De rechtbank gaf weliswaar aan dat het aannemelijk was dat de projectontwikkelaar en de gemeente bij het sluiten van de overeenkomsten ervan uitgegaan waren dat eenmaal leges zouden worden geheven, maar dat dat nog niet betekent dat een tweede nota leges in de papierversnipperaar mocht.
Golfbaan
De ontwikkelaar was eigenaar van een golfbaan en de daarop gevestigde opstallen. Hij wilde het terrein uitbreiden met een stuk grond in eigendom van de gemeente, waarop varkensstallen stonden. Dat zou worden getransformeerd tot golfaccommodatie en er zouden 35 woningen gebouwd worden. In 2008 diende de NV daarvoor een aanvraag in voor een bouwvergunning. Voor de realisatie van het project richtte de NV in 2013 een BV op.
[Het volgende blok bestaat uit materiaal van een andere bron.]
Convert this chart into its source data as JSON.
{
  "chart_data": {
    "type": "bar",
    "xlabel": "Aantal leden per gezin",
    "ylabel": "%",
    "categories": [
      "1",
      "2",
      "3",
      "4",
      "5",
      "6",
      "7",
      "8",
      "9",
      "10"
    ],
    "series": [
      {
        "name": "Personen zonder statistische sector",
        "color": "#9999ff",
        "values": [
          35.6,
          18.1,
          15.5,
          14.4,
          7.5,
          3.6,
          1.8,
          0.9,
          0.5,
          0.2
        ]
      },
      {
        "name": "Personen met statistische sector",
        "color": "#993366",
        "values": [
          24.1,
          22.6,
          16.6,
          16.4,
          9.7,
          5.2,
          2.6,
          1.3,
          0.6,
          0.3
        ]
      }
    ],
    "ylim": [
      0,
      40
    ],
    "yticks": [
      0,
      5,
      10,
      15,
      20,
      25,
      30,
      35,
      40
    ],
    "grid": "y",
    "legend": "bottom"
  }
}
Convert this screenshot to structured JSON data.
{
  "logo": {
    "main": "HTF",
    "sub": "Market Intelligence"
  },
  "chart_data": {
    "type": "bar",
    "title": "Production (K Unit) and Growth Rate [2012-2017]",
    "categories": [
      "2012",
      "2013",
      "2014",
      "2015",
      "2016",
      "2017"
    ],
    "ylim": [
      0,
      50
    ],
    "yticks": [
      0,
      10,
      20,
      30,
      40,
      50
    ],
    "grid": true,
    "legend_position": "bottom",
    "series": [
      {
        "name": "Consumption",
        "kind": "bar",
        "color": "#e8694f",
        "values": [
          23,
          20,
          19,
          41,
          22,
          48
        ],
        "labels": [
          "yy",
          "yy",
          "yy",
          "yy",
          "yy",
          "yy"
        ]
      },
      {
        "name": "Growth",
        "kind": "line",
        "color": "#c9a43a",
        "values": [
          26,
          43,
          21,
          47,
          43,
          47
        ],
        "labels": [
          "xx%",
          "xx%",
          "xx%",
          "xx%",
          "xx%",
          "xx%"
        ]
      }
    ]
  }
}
De gemeente verleende in 2009 de vergunning en bracht de NV daarvoor € 163.531 aan leges in rekening. In 2014 vroeg het bedrijf een vergunning aan voor nog eens vier woningen. De gemeente presenteerde daarop nog eens een rekening van € 19.803 aan leges. De ontwikkelaar vond dit dubbelop en voelde zich uitgeknepen. En voor zover de gemeente wel bevoegd zou zijn tot het opnieuw in rekening brengen van leges, dan toch niet met zo’n vette nota.
Wijzigingen
Het bedrijf vond dat de gemeente de indruk had gewekt eenmaal leges te heffen. De heffingsambtenaar liet zien dat bij de aanvraag van een tweede vergunning voor alle woningen de indeling, bouwmassa, maatvoering, vormgeving en fundering gewijzigd is ten opzichte van de eerdere aanvraag en dat ook dakconstructies waren gewijzigd. Niks dubbelop; er was extra werk verricht voor de aanvraag. De rechtbank beoordeelde of de gemeente het vertrouwensbeginsel had geschonden, maar vond uiteindelijk van niet. Uit documenten die waren getoond bleek niet dat er harde toezeggingen waren gedaan over het uitblijven van een tweede heffing.